El cadalso, donde el Enemigo, resguardado y lejano, sonreía. Sonreía e inhalaba los vapores exhalados por los mártires como quien absorbe el aroma de un delicioso manjar. Y los saboreaba con un suspiro.

No chillaré, se dijo Ana Magdalena. No le alimentaré… Y con un doloroso esfuerzo de voluntad, la anciana cerró los ojos y la boca. Al punto volvió a la realidad y descubrió que su nieta ya no estaba sentada en su regazo. La niña se había levantado y avanzado como en trance hasta el borde de la carreta.

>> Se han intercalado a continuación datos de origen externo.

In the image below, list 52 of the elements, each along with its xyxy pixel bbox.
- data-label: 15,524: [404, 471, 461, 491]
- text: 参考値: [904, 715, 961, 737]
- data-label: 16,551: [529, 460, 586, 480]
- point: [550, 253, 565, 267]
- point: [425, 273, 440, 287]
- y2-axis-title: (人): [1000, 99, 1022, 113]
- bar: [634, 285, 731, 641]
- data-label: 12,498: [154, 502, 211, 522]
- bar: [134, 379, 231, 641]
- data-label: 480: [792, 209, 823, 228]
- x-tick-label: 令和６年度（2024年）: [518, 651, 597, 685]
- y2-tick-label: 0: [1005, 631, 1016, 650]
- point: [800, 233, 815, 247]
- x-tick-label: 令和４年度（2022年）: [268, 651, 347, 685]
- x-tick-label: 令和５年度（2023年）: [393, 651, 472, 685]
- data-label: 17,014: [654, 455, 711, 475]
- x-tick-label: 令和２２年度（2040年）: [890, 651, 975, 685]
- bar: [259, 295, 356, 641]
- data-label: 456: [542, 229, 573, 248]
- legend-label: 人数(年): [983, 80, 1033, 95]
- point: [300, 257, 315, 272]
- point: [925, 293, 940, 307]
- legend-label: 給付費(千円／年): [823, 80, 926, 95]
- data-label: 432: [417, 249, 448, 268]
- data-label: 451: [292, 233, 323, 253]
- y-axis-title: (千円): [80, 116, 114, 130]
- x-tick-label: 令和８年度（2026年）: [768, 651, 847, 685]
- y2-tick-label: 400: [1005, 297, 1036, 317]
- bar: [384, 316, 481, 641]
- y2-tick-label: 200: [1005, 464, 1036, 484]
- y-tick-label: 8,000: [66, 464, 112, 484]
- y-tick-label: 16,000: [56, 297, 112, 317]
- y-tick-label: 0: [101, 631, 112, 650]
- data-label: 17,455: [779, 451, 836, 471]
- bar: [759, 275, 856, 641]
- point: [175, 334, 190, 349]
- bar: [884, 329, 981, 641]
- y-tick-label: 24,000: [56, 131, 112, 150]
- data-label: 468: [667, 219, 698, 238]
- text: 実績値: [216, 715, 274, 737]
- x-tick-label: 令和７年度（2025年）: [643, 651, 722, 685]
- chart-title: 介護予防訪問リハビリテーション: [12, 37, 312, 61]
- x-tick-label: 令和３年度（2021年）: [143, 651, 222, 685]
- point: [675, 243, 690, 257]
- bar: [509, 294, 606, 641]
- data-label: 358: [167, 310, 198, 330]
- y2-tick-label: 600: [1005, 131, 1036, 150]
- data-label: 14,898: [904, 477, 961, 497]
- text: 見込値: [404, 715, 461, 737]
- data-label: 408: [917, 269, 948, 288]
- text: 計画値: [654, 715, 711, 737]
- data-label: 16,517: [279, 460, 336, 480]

– Sybille, cariño -dijo Ana Magdalena, al tiempo que reprimía el pánico-, ven a sentarte conmigo antes de que te caigas.

La niña no obedeció a su abuela y siguió inmóvil dando la espalda a los demás, fascinada por el espectáculo.

– ¡Marie Sybille! -dijo con brusquedad Catherine, con tono de sorpresa e indignación a la vez. Nunca la niña había hecho caso omiso de sus mayores, ni obedecido con reticencia-. ¿No has oído a tu abuela? ¡Ven!